BIENVENUE A IKONI DJABAL
Découvrez la ville d'Ikoni comme vous ne l'avez jamais imaginée, avec ses minarets, ses palais royaux, ses lacs, ses plages en corail, ses marchés aux belles poissonnières, à travers ses diverses activités culturelles et artistiques qui font d'elle la ville la plus attractive, enfin, son histoire ancienne et récente, emprunte d'héroïsme et d'humanité.
SENTENCES par Sadani
On ne dira jamais assez que le verbe mène à tout. Il fut premier, donc commencement donc renoncement, donc exécution capitale d’un silence, quelque part…Et voilà du haut d’un djabal où des madones pures s’en sont allées narguer des pirates, privilège immense a été donné à un martyrologue du langage, pour flinguer des assaillants de l’imaginaire. So, darbini, je suis devenu et…. Ikra’u bi ismi
komoria….
Septembre 2004-Septembre 2007
Vraiment être pauvre est une damnation.
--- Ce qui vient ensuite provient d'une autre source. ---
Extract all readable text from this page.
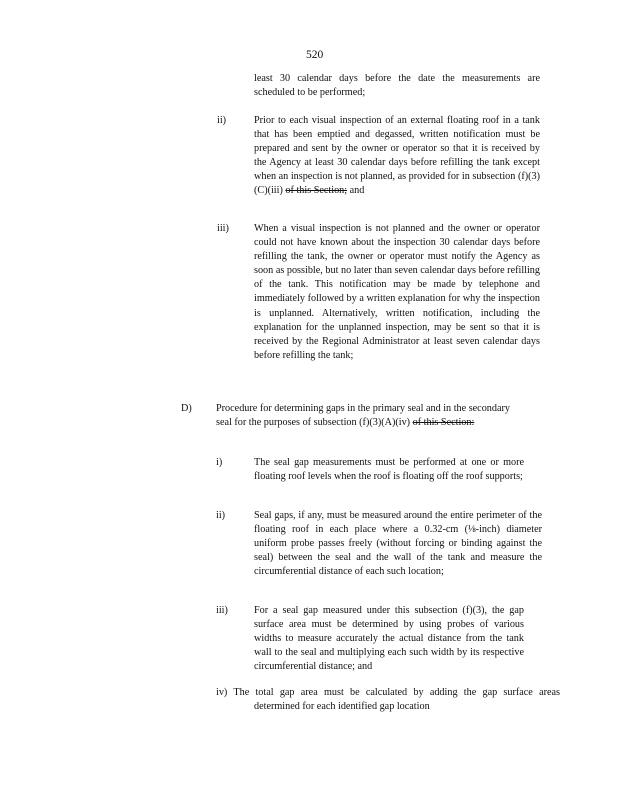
520

least 30 calendar days before the date the measurements are scheduled to be performed;

ii)	Prior to each visual inspection of an external floating roof in a tank that has been emptied and degassed, written notification must be prepared and sent by the owner or operator so that it is received by the Agency at least 30 calendar days before refilling the tank except when an inspection is not planned, as provided for in subsection (f)(3)(C)(iii) of this Section; and

iii) When a visual inspection is not planned and the owner or operator could not have known about the inspection 30 calendar days before refilling the tank, the owner or operator must notify the Agency as soon as possible, but no later than seven calendar days before refilling of the tank. This notification may be made by telephone and immediately followed by a written explanation for why the inspection is unplanned. Alternatively, written notification, including the explanation for the unplanned inspection, may be sent so that it is received by the Regional Administrator at least seven calendar days before refilling the tank;

D) Procedure for determining gaps in the primary seal and in the secondary seal for the purposes of subsection (f)(3)(A)(iv) of this Section:

i)	The seal gap measurements must be performed at one or more floating roof levels when the roof is floating off the roof supports;

ii)	Seal gaps, if any, must be measured around the entire perimeter of the floating roof in each place where a 0.32-cm (⅛-inch) diameter uniform probe passes freely (without forcing or binding against the seal) between the seal and the wall of the tank and measure the circumferential distance of each such location;

iii)	For a seal gap measured under this subsection (f)(3), the gap surface area must be determined by using probes of various widths to measure accurately the actual distance from the tank wall to the seal and multiplying each such width by its respective circumferential distance; and

iv) The total gap area must be calculated by adding the gap surface areas determined for each identified gap location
J’ai attendu 3 bonnes piges, pour m’ voir offrir un bijou inaugural de la poésie comodo et m’ suis dit « merde », j’ pensais ça et avais pas de stylo…Alors, fatigué par une journée de miséreux, j’ai promis à ma belle, une séance inattendue de plaisir partagé ; j’ sais pas pourquoi, mais elle pensait sûrement à une pierre précieuse ou des parties...laborieuses, pour récompense du bouquin qu’elle m’a offert….. Je lui ai fait une lecture, alors que la pov, m’a fait un dîner aux chandelles. Je lui ai lu, testaments de transhumance, de Saindoune Ben Ali, un poète décharné, qu’a de son corps tué des envahisseurs, des mots, des maux, des démons et des …AN AN, ‘ntsudj’wa hindrini !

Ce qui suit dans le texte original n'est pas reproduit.